Over the past year, Federal Reserve monetary policy has kept the shortest-term rates at historically low levels. There are sound economic reasons for this strategy, including the encouragement of bank lending in an effort to put the ailing U.S. economy back on its feet. However, the decline in rates to the present level was not easy on many commercial banks. Their funding costs trailed the drop in variable lending rates, compressing profit margins.
Now at the bottom of the rate structure, it’s easy to assume that banks are adjusting borrowing and lending rates to get margins back to normal. At the same time, bank managers have learned a lesson in providing floor rates for floating-rate loans. Bankers and others for whom interest rates are an important part of hedging and speculating are now looking at the low rates and assessing the probability of near-term increases toward more typical short-term interest rates and yields.

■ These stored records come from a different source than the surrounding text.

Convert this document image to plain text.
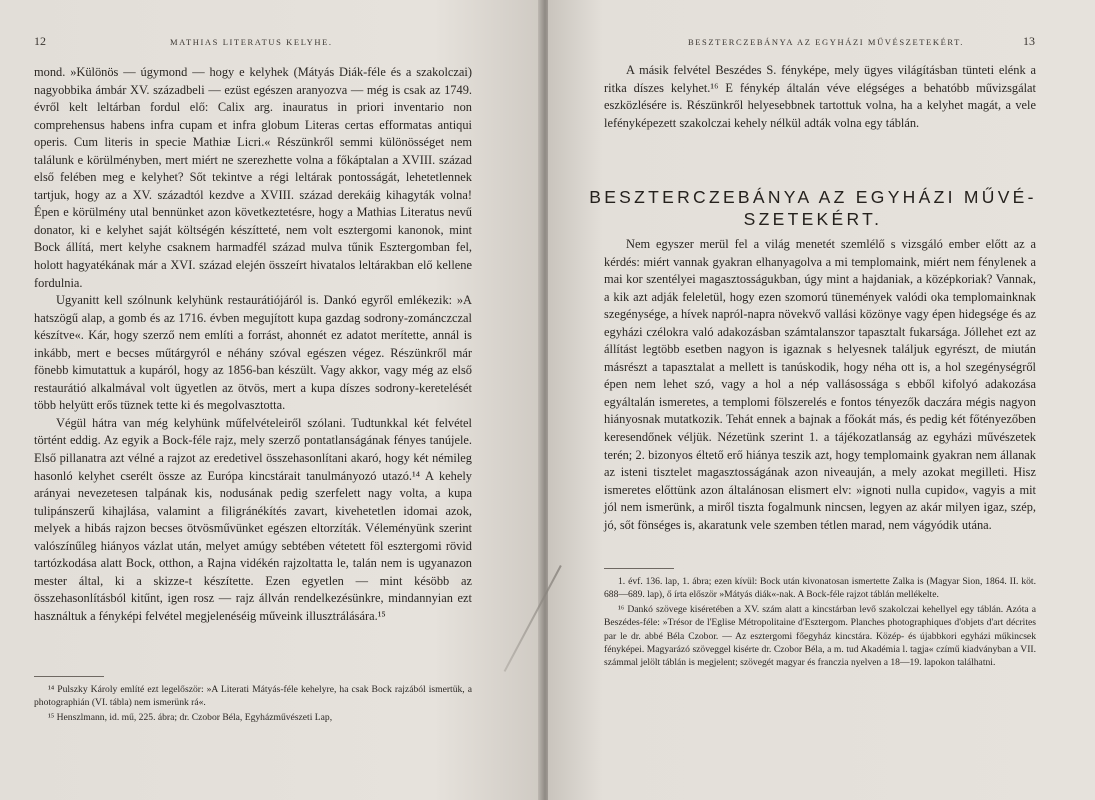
12	MATHIAS LITERATUS KELYHE.

mond. »Különös — úgymond — hogy e kelyhek (Mátyás Diák-féle és a szakolczai) nagyobbika ámbár XV. századbeli — ezüst egészen aranyozva — még is csak az 1749. évről kelt leltárban fordul elő: Calix arg. inauratus in priori inventario non comprehensus habens infra cupam et infra globum Literas certas efformatas antiqui operis. Cum literis in specie Mathiæ Licri.« Részünkről semmi különösséget nem találunk e körülményben, mert miért ne szerezhette volna a főkáptalan a XVIII. század első felében meg e kelyhet? Sőt tekintve a régi leltárak pontosságát, lehetetlennek tartjuk, hogy az a XV. századtól kezdve a XVIII. század derekáig kihagyták volna! Épen e körülmény utal bennünket azon következtetésre, hogy a Mathias Literatus nevű donator, ki e kelyhet saját költségén készítteté, nem volt esztergomi kanonok, mint Bock állítá, mert kelyhe csaknem harmadfél század mulva tűnik Esztergomban fel, holott hagyatékának már a XVI. század elején összeírt hivatalos leltárakban elő kellene fordulnia.

Ugyanitt kell szólnunk kelyhünk restaurátiójáról is. Dankó egyről emlékezik: »A hatszögű alap, a gomb és az 1716. évben megujított kupa gazdag sodrony-zománczczal készítve«. Kár, hogy szerző nem említi a forrást, ahonnét ez adatot merítette, annál is inkább, mert e becses műtárgyról e néhány szóval egészen végez. Részünkről már fönebb kimutattuk a kupáról, hogy az 1856-ban készült. Vagy akkor, vagy még az első restaurátió alkalmával volt ügyetlen az ötvös, mert a kupa díszes sodrony-keretelését több helyütt erős tüznek tette ki és megolvasztotta.

Végül hátra van még kelyhünk műfelvételeiről szólani. Tudtunkkal két felvétel történt eddig. Az egyik a Bock-féle rajz, mely szerző pontatlanságának fényes tanújele. Első pillanatra azt vélné a rajzot az eredetivel összehasonlítani akaró, hogy két némileg hasonló kelyhet cserélt össze az Európa kincstárait tanulmányozó utazó.¹⁴ A kehely arányai nevezetesen talpának kis, nodusának pedig szerfelett nagy volta, a kupa tulipánszerű kihajlása, valamint a filigránékítés zavart, kivehetetlen idomai azok, melyek a hibás rajzon becses ötvösművünket egészen eltorzíták. Véleményünk szerint valószínűleg hiányos vázlat után, melyet amúgy sebtében vétetett föl esztergomi rövid tartózkodása alatt Bock, otthon, a Rajna vidékén rajzoltatta le, talán nem is ugyanazon mester által, ki a skizze-t készítette. Ezen egyetlen — mint késöbb az összehasonlításból kitűnt, igen rosz — rajz állván rendelkezésünkre, mindannyian ezt használtuk a fényképi felvétel megjelenéséig műveink illusztrálására.¹⁵

¹⁴ Pulszky Károly említé ezt legelőször: »A Literati Mátyás-féle kehelyre, ha csak Bock rajzából ismertük, a photographián (VI. tábla) nem ismerünk rá«.

¹⁵ Henszlmann, id. mű, 225. ábra; dr. Czobor Béla, Egyházművészeti Lap,

BESZTERCZEBÁNYA AZ EGYHÁZI MŰVÉSZETEKÉRT.	13

A másik felvétel Beszédes S. fényképe, mely ügyes világításban tünteti elénk a ritka díszes kelyhet.¹⁶ E fénykép általán véve elégséges a behatóbb művizsgálat eszközlésére is. Részünkről helyesebbnek tartottuk volna, ha a kelyhet magát, a vele lefényképezett szakolczai kehely nélkül adták volna egy táblán.

BESZTERCZEBÁNYA AZ EGYHÁZI MŰVÉ-
SZETEKÉRT.

Nem egyszer merül fel a világ menetét szemlélő s vizsgáló ember előtt az a kérdés: miért vannak gyakran elhanyagolva a mi templomaink, miért nem fénylenek a mai kor szentélyei magasztosságukban, úgy mint a hajdaniak, a középkoriak? Vannak, a kik azt adják feleletül, hogy ezen szomorú tünemények valódi oka templomainknak szegénysége, a hívek napról-napra növekvő vallási közönye vagy épen hidegsége és az egyházi czélokra való adakozásban számtalanszor tapasztalt fukarsága. Jóllehet ezt az állítást legtöbb esetben nagyon is igaznak s helyesnek találjuk egyrészt, de miután másrészt a tapasztalat a mellett is tanúskodik, hogy néha ott is, a hol szegénységről épen nem lehet szó, vagy a hol a nép vallásossága s ebből kifolyó adakozása egyáltalán ismeretes, a templomi fölszerelés e fontos tényezők daczára mégis nagyon hiányosnak mutatkozik. Tehát ennek a bajnak a főokát más, és pedig két főtényezőben keresendőnek véljük. Nézetünk szerint 1. a tájékozatlanság az egyházi művészetek terén; 2. bizonyos éltető erő hiánya teszik azt, hogy templomaink gyakran nem állanak az isteni tisztelet magasztosságának azon niveauján, a mely azokat megilleti. Hisz ismeretes előttünk azon általánosan elismert elv: »ignoti nulla cupido«, vagyis a mit jól nem ismerünk, a miről tiszta fogalmunk nincsen, legyen az akár milyen igaz, szép, jó, sőt fönséges is, akaratunk vele szemben tétlen marad, nem vágyódik utána.

1. évf. 136. lap, 1. ábra; ezen kívül: Bock után kivonatosan ismertette Zalka is (Magyar Sion, 1864. II. köt. 688—689. lap), ő írta először »Mátyás diák«-nak. A Bock-féle rajzot táblán mellékelte.

¹⁶ Dankó szövege kiséretében a XV. szám alatt a kincstárban levő szakolczai kehellyel egy táblán. Azóta a Beszédes-féle: »Trésor de l'Eglise Métropolitaine d'Esztergom. Planches photographiques d'objets d'art décrites par le dr. abbé Béla Czobor. — Az esztergomi főegyház kincstára. Közép- és újabbkori egyházi műkincsek fényképei. Magyarázó szöveggel kisérte dr. Czobor Béla, a m. tud Akadémia l. tagja« czímű kiadványban a VII. számmal jelölt táblán is megjelent; szövegét magyar és franczia nyelven a 18—19. lapokon találhatni.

Think the only way for rates to move is up? Not so fast. There have been occasions in the history of futures and equities markets when there was overwhelming market sentiment or consensus that certain events would probably occur. The current forecast of changes in short-term interest rates must be considered a prime example of a market consensus related to the immediate past rate and price movements instead of forward-looking.
One way to assess market thinking about interest rates is to look at options on eurodollar futures. Interest rate futures contracts on 90-day deposits of U.S. dollars in foreign banks cover 40 forward quarters and are each priced as 100 less the current 90-day interest rate related to the future time period. For example, on April 16, 2010, the September 2010 eurodollar futures closing price was 99.530, showing a 90-day rate equal to 0.47%.
As the 90-day rate declined from Jan. 4 through April 1, 2010, the September 2010 futures gained from 98.995 to 99.455, a total change in price of $1,150 at $25 per basis point. Continuing through April 16, the rate declined another 7.5 basis points to increase the gain since Jan. 4 by an additional $187.50.
The market’s opinion on further increases in the September 2010 eurodollar futures may be evaluated by looking at the ratio between call and put premiums on options on April 16. As listed by Barchart.com, the ratio for that day was 247.88, with total call premiums of $570,131.75 vs. $2,300 of put premiums.
“Ratios of call to put premiums” (below) shows that the consensus opinion for eurodollar interest rate futures (as measured by the call/put ratio for September 2010 contracts) is much stronger compared to the consensus for assets underlying other futures. The assumption here is that the strength of consensus may be measured by the ratio of call/put premiums.
When rates rise
Thus far, the description of market consensus has focused on the short-term history of eurodollar rates from January through mid-April, during which time futures rates fell and prices increased. Now think of the longer-term future, when the Federal Reserve’s emphasis on keeping rates low becomes a distant memory and interest rates resume unrestricted movements.
When rates increase, eurodollar futures prices will fall at $25 for each basis point. In other words, trading on the rate is equivalent to trading with puts on the eurodollar futures quarterly interest rate. The put price will fall when the rate increases. On the other hand, when the rate decreases, the put price goes up -- and this is what happened to calls on eurodollar futures prices (and to the equivalent puts on the eurodollar rate) from Jan. 4 through April 16, 2010.
An alternative consensus is that interest rates are so low at the present time that they must eventually change direction and head higher. Although the timing is uncertain, the probability is surely high that this will occur. In the meantime, the put options on eurodollar rates have become more valuable with declining rates. One question nags the valuation of puts, and that is the wall at rates equal to, or near to, 0%.
While call options may gain without limit as the underlying price increases, put options are generally limited because most assets will not have a negative price. This is the put price limit, or wall, blocking further gains once the underlying asset reaches the price of zero. For the eurodollar rate, this would be a short-term, 90-day, interest rate equal to 0%. With the September eurodollar futures rate equal to 0.47%, the put price wall is looming as a potential price barrier. Although officials at the central bank could make interest rates negative if they wished, they probably will not go that far.
The market is now
It is easy to understand why the near-term expirations of eurodollar futures would be caught up in the current environment of increasingly low short-term interest rates. But why should this consensus prediction of lower rates affect eurodollar futures with quarterly dates at least one and a half years in the future when rates are, in all probability, going to be higher than they are at the present time? The answer is that eurodollar futures are always geared to present market rates, especially to yields on U.S. Treasury securities and Treasury note futures in the current time period.
All eurodollar quarterly rates will respond immediately to today’s interest rate movements. This relationship is made clear on “Eurodollar rates and yields” (below). The chart shows that on April 16, 2010, eurodollar quarterly yields, generated by computing the geometric means of the quarterly rates, are closely tied to U.S. Treasury yields. On that date, the spread between the eurodollar yield and Treasury yield averaged only 0.33%.